We can actually observe differences in cultural norms across countries in the laboratory. In this 2008 study by Massimo Castro (PDF) comparing British and Italian people playing an economic game called the public goods game in which you can pay a cost yourself to benefit the group as a whole, it was found not only that people were less willing to benefit groups of foreigners than groups of compatriots, British people were overall more generous than Italian people. This 2010 study by Gachter et. al. (actually Joshua Greene talked about it last week) compared how people play the game in various cities, they found three basic patterns: In Western European and American cities such as Zurich, Copenhagen and Boston, cooperation started out high and remained high throughout; people were just cooperative in general. In Asian cities such as Chengdu and Seoul, cooperation started out low, but if people were punished for not cooperating, cooperation would improve over time, eventually reaching about the same place as in the highly cooperative cities. And in Mediterranean cities such as Istanbul, Athens, and Riyadh, cooperation started low and stayed low—even when people could be punished for not cooperating, nobody actually punished them. (These patterns are broadly consistent with the World Bank corruption ratings of these regions, by the way; Western Europe shows very low corruption, while Asia and the Mediterranean show high corruption. Of course this isn’t all that’s going on—and Asia isn’t much less corrupt than the Middle East, while this experiment might make you think so.)

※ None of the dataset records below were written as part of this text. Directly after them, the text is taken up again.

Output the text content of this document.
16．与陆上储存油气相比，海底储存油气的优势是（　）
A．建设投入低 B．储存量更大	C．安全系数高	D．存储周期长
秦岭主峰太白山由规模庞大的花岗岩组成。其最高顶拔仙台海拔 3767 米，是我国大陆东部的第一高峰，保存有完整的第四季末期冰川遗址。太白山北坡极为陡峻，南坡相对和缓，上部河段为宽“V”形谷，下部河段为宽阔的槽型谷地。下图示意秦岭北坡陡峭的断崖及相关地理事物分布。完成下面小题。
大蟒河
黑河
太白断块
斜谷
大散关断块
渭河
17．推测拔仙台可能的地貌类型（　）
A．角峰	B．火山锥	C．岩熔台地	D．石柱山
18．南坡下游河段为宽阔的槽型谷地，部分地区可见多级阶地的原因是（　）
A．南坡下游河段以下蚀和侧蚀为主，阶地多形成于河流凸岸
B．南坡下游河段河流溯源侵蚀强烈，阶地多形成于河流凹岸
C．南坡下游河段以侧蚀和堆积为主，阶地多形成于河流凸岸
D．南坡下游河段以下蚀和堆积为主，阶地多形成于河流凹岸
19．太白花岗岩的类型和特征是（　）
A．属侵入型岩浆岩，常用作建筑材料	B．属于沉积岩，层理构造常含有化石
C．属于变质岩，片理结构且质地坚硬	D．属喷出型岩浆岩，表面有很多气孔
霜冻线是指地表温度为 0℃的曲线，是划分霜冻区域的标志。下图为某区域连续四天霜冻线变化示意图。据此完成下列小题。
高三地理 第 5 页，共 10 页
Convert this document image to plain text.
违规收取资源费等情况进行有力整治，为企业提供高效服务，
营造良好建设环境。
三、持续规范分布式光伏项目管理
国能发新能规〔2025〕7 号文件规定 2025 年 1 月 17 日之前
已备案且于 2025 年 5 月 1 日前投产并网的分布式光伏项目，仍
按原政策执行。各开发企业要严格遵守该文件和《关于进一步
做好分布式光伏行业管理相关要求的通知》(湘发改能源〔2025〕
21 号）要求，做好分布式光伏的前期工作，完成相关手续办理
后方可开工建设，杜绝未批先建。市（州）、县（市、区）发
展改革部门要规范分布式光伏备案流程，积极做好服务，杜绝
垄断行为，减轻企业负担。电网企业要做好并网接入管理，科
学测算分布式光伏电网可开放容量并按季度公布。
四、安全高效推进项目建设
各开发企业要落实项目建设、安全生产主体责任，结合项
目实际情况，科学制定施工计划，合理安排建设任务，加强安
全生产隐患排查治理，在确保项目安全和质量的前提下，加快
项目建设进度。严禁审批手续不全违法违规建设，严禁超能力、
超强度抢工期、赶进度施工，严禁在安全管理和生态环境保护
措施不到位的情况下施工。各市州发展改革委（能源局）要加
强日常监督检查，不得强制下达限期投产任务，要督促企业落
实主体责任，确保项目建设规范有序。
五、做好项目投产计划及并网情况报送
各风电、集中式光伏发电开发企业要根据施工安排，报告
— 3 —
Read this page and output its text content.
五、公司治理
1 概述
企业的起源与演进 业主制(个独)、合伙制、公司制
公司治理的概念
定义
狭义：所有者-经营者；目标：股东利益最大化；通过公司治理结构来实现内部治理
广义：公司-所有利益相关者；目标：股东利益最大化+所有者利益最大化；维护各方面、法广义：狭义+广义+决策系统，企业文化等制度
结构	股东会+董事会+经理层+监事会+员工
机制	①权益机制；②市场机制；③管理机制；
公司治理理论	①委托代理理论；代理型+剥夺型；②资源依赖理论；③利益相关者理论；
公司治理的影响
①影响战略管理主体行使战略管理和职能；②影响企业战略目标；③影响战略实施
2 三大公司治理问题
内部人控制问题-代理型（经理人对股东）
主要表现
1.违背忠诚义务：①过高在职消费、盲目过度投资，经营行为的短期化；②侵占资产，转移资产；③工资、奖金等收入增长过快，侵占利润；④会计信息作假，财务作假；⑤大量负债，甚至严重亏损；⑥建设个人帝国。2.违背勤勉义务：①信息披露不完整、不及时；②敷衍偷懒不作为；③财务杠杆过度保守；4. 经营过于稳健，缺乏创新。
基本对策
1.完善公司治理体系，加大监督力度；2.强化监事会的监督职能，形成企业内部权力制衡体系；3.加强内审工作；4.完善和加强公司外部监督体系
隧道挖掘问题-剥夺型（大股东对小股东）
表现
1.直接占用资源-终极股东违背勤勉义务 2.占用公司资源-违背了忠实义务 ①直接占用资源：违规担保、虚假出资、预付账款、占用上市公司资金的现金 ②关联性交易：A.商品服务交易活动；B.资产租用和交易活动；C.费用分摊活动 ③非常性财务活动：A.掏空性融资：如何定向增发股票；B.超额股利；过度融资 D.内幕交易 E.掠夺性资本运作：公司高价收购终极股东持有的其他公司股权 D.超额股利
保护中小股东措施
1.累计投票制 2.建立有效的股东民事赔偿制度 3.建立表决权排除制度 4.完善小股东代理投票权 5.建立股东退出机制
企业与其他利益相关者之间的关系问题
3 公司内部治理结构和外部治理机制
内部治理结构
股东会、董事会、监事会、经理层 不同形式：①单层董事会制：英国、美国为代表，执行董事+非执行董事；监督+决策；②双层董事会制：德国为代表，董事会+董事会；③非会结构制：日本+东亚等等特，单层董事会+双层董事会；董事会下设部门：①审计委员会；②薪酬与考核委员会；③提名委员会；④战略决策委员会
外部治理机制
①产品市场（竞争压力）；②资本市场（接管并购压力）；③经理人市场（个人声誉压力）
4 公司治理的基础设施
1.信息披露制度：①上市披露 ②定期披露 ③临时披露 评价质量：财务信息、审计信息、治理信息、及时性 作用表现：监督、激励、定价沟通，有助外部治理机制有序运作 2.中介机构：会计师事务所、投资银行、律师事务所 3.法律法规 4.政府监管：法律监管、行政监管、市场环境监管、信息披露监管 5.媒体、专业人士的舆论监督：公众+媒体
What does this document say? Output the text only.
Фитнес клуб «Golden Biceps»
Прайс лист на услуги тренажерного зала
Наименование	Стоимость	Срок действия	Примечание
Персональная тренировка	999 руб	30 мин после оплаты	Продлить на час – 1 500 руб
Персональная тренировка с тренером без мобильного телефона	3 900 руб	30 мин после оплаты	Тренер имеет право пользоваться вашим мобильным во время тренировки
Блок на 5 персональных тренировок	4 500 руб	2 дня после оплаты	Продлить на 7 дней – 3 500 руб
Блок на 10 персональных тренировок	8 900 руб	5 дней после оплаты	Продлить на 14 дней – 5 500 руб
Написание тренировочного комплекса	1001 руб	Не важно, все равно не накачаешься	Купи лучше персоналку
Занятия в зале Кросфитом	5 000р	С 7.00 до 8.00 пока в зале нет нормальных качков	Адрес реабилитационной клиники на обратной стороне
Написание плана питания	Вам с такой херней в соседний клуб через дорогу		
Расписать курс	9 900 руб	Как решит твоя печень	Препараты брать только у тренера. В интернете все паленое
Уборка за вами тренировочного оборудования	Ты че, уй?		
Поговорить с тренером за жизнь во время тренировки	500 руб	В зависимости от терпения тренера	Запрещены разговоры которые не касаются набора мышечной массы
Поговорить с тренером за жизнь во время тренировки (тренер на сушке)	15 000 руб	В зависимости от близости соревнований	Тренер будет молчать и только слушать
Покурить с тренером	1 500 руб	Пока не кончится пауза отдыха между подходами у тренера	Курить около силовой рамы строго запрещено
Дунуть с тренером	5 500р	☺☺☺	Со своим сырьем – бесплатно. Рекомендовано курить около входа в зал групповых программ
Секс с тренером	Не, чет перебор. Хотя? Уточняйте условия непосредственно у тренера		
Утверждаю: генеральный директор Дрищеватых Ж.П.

Interestingly, these cultural patterns showed Melbourne as behaving more like an Asian city than a Western European one—perhaps being in the Pacific has worn off on Australia more than they realize.

This is very preliminary, cutting-edge research I’m talking about, so be careful about drawing too many conclusions. But in general we’ve begun to find some fairly clear cultural differences in economic behavior across different societies. While this would not be at all surprising to a sociologist or anthropologist, it’s the sort of thing that economists have insisted for years is impossible.

This is the frontier of cognitive economics, in my opinion. We know that culture is a very powerful motivator of our behavior, and it is time for us to understand how it works—and then, how it can be changed. We know that culture can be changed—cultural norms do change over time, sometimes remarkably rapidly; but we have only a faint notion of how or why they change. Changing culture has the power to do things that simply changing policy cannot, however; policy requires enforcement, and when the enforcement is removed the behavior will often disappear. But if a cultural norm can be imparted, it could sustain itself for a thousand years without any government action at all.